My name is Antonio Garcia-Uceda, and I’m working on Flux Reconstruction. I’d like to know the way you compute the local time step in FR, for steady state solution. Originally I was using an approach inherited from FV (i.e. cellwise computation using cell-averaged solution values), and then apply this value to all solution points throughout the cell However I’m aware that this may over-restrict the real CFL limit at each point. Do you compute the time step rather in a pointwise manner? Thanks in advance.
PyFR does not use local time stepping; the time step is the same for all
elements in the simulation. If you're interested in solving steady
state problems there are better tools for the job (fully implicit
schemes with HP adaptivity, for example).
I would add that in the next release of PyFR (v0.2.3) we will have support for adaptive step-size control based on error estimating RK schemes, however this will adapt the global dt, not local dt. As Freddie says, we do not have element local dt in PyFR at the moment.
Thanks for the reply. Could you please indicate why exactly pyFR does not have local dt for steady state solutions? I mean, is there any constraint in FR different from the normal local dt used in FV?

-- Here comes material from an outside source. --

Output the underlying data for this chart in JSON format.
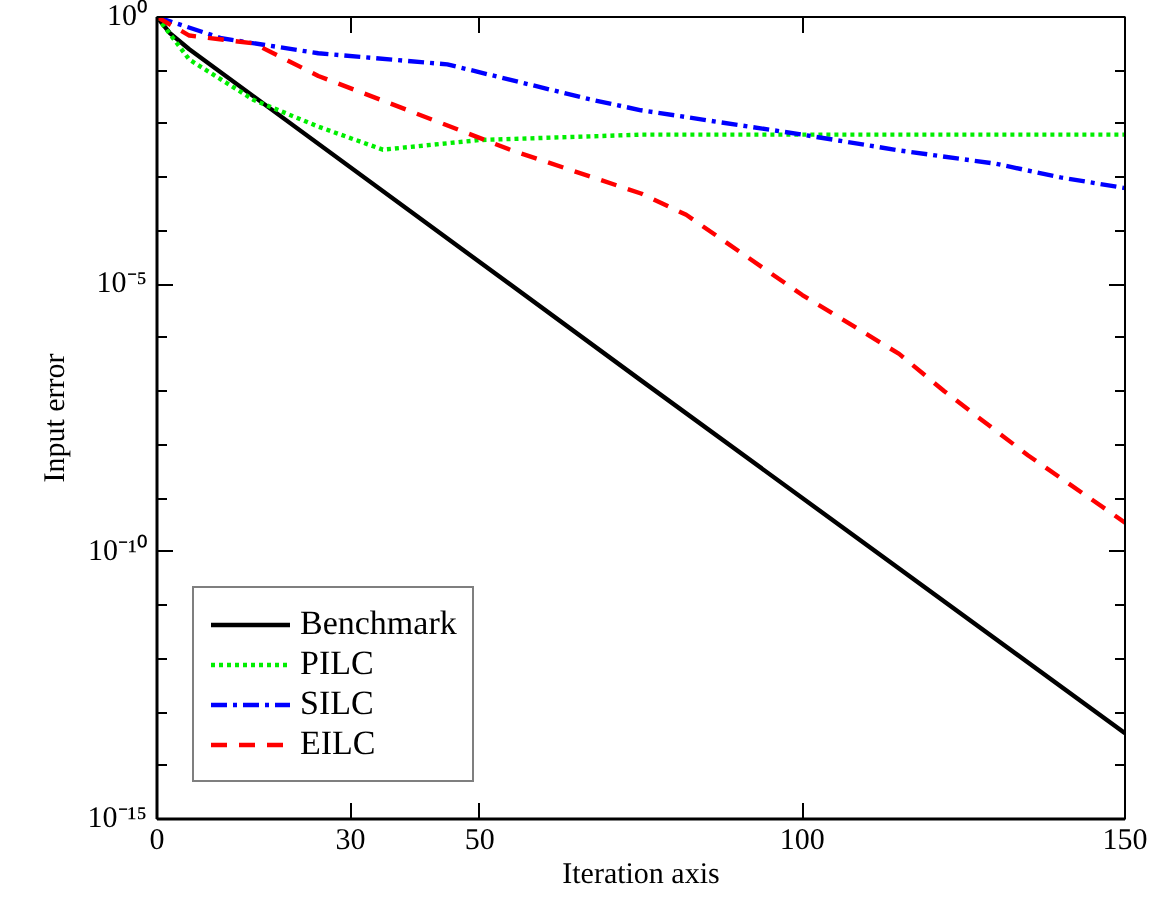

There is no technical reason why one could not go ahead and implement
local time stepping into PyFR. However, as I said in my previous
e-mail, if you're interested in steady state solutions to the
Navier-Stokes equation there are more suitable tools and algorithms.
Btw, just curiosity, at the solution points, Do you store primitive variables, or conserved Variables x JacDet Value (i.e. u or bar_u as indicated in some papers)?
In PyFR we work exclusively in terms of conservative variables. We only
convert back to primitive files in pyfr-postp when writing out a .vtu
file for visualisation.